The Wikipedia article about the Long Depression attributes the cause to inept politics in the US and abroad. Both sources are probably somewhat correct.

So, what's the crystal ball show for us hard working Americans here in the US of A? Probably several years of lackluster economic growth, if not economic decline. In a capitalistic system, markets continually seek to minimize cost for commodity functions. This ultimately results in asymmetric distribution of wealth. As we see more job functions outsourced to lower cost locations, there will be fewer high paying jobs in the US until the market creates the need for new job functions. In the meantime, the global market will begin to force to live within our means by restricting the amount of investment in the US. We won't be able to continue to spend at the same pace. As our consumption wanes, less developed countries will also cut back because they will sell less to us.
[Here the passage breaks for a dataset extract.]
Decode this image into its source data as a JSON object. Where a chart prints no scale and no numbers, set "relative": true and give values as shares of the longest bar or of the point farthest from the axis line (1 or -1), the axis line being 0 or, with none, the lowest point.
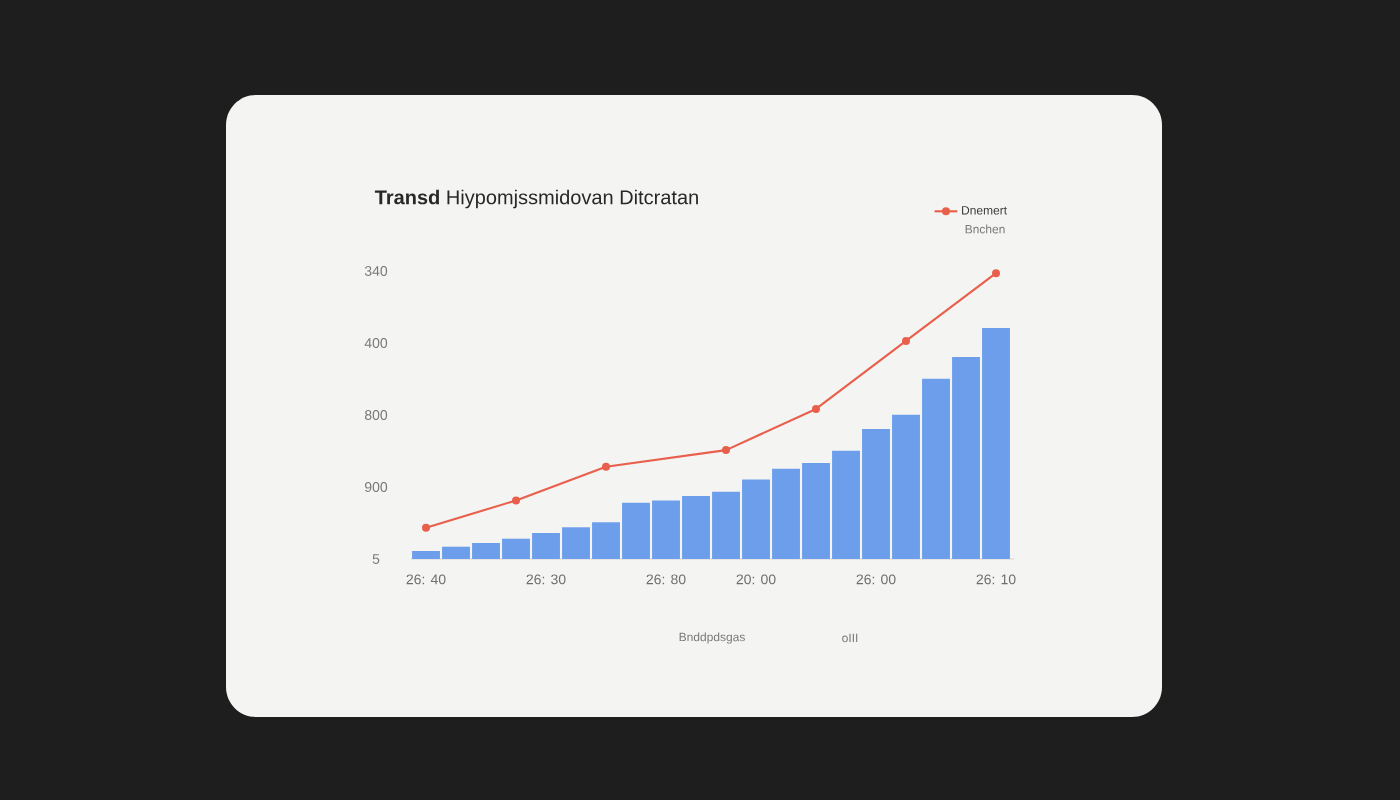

What will break this model? Siphoning off non performing assets (ie over valued mortgages and the related derivatives) so that our financial intermediaries can resume normal operations. The current environment proves that we don't study history as we seem to endlessly repeat it.

Let's hope that those in Washington remain distracted with corporate bonuses to the extent that they let the free market fix this problem. Maybe we will then survive to witness the next round of Extraordinary Popular Delusions and the Madness Of Crowds.